How Solar Panels Work

Big Savings in a Big Package

Choosing to go with solar energy instead of relying solely on the traditional electric grid is a unique opportunity: when you use solar panels to supplement power obtained through the power grid, you are giving back to the environment. Traditional energy grids may rely extensively on non-renewable fossil fuels whose manufacture, shipping, and burning release fumes into the air. The fumes have a list of detrimental effects, from raising the temperature of the entire Earth to damaging the various protective layers of air that protects humans, plants, and animals from the extreme rays of the sun. Solar panels take that sunlight that hits the earth every day (indeed, every hour), and turns it into power that we use for our televisions, washer and dryers, and crockpots. It’s good to know, though, that while solar panels are wonderful investments, they have specific ways that they work to get your energy to you.

Photovoltaic Technology

Though the first solar panel was created in the 20th century, the first photovoltaic cell was created in a tiny laboratory in France. A 19-year-old boy by the name of Alexandre Becquerel was able to produce electricity from a liquid in his father’s home, and did so by exposing it to the sun. Later, another scientist discovered that selenium has the ability to to produce small amounts of electricity when in contact with sunlight. From there, nearly a dozen people over the next sixty years spend time and money researching the possibility of harvesting solar energy, something that saw patent after patent on this cell and that cell, with Bell Labs (Now Nokia Bell Labs, named after Alexander Graham Bell) finally presenting and patenting the practical solar panel, one of the types of solar panels available today.
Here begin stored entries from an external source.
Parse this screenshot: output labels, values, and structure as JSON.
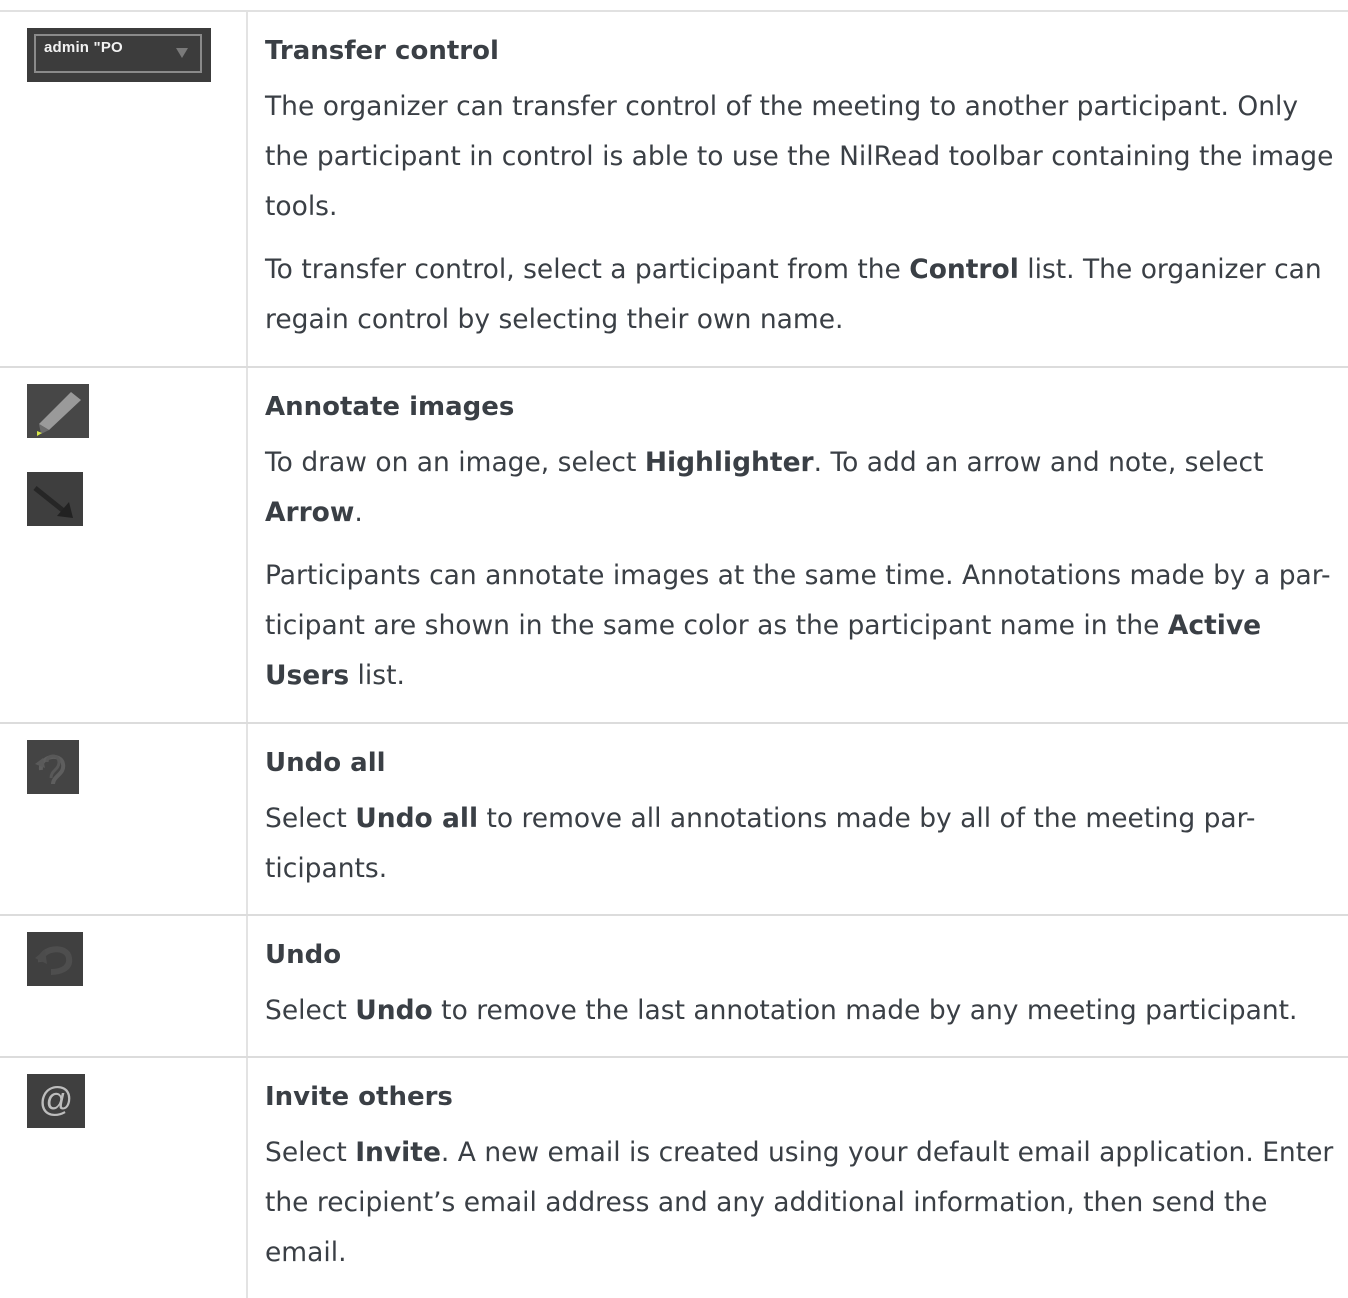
{
  "rows": [
    {
      "icons": [
        {
          "name": "control-dropdown-icon",
          "label": "admin \"PO"
        }
      ],
      "heading": "Transfer control",
      "paragraphs": [
        [
          {
            "t": "The organizer can transfer control of the meeting to another participant. Only the participant in control is able to use the NilRead toolbar containing the image tools."
          }
        ],
        [
          {
            "t": "To transfer control, select a participant from the "
          },
          {
            "t": "Control",
            "b": true
          },
          {
            "t": " list. The organizer can regain control by selecting their own name."
          }
        ]
      ]
    },
    {
      "icons": [
        {
          "name": "highlighter-icon"
        },
        {
          "name": "arrow-icon"
        }
      ],
      "heading": "Annotate images",
      "paragraphs": [
        [
          {
            "t": "To draw on an image, select "
          },
          {
            "t": "Highlighter",
            "b": true
          },
          {
            "t": ". To add an arrow and note, select "
          },
          {
            "t": "Arrow",
            "b": true
          },
          {
            "t": "."
          }
        ],
        [
          {
            "t": "Participants can annotate images at the same time. Annotations made by a par-ticipant are shown in the same color as the participant name in the "
          },
          {
            "t": "Active Users",
            "b": true
          },
          {
            "t": " list."
          }
        ]
      ]
    },
    {
      "icons": [
        {
          "name": "undo-all-icon"
        }
      ],
      "heading": "Undo all",
      "paragraphs": [
        [
          {
            "t": "Select "
          },
          {
            "t": "Undo all",
            "b": true
          },
          {
            "t": " to remove all annotations made by all of the meeting par-ticipants."
          }
        ]
      ]
    },
    {
      "icons": [
        {
          "name": "undo-icon"
        }
      ],
      "heading": "Undo",
      "paragraphs": [
        [
          {
            "t": "Select "
          },
          {
            "t": "Undo",
            "b": true
          },
          {
            "t": " to remove the last annotation made by any meeting participant."
          }
        ]
      ]
    },
    {
      "icons": [
        {
          "name": "invite-at-icon"
        }
      ],
      "heading": "Invite others",
      "paragraphs": [
        [
          {
            "t": "Select "
          },
          {
            "t": "Invite",
            "b": true
          },
          {
            "t": ". A new email is created using your default email application. Enter the recipient’s email address and any additional information, then send the email."
          }
        ]
      ]
    }
  ]
}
From Sunlight to Light Bulb

Our sun is a star that sits nearly 100 billion miles away from Earth. Sunlight filters through the layers of Earth’s atmosphere, which removes the most harmful rays for life on Earth, and hits the solar cell. When light hits the solar cell, it is absorbed by a semiconductor, usually silicone in a sheet set in thin, strong metal. Solar panels can become very hot due to the absorption of light next to heat-conducting metal, and the requisite that they are placed outdoors. When light hits the silicone (or other semiconductor), the protons, which are the smallest particles of light and make up the light you see, jump around inside of the material, and make their way down through another layer of the absorbing material. The absorbing material is mixed with a naturally-occurring chemical whose chemical makeup pushes the jumping protons and all of their energy down into a direct current system, a system that constantly provides an uncontrolled type of energy. From there, a converter in your home will turn that direct current to an alternating current, one that you can divert to your bathroom, your bedroom, or your outdoor television. Solar panels can give you everything you need, and most of what you want through their unique way of capturing and giving you the power of the sun.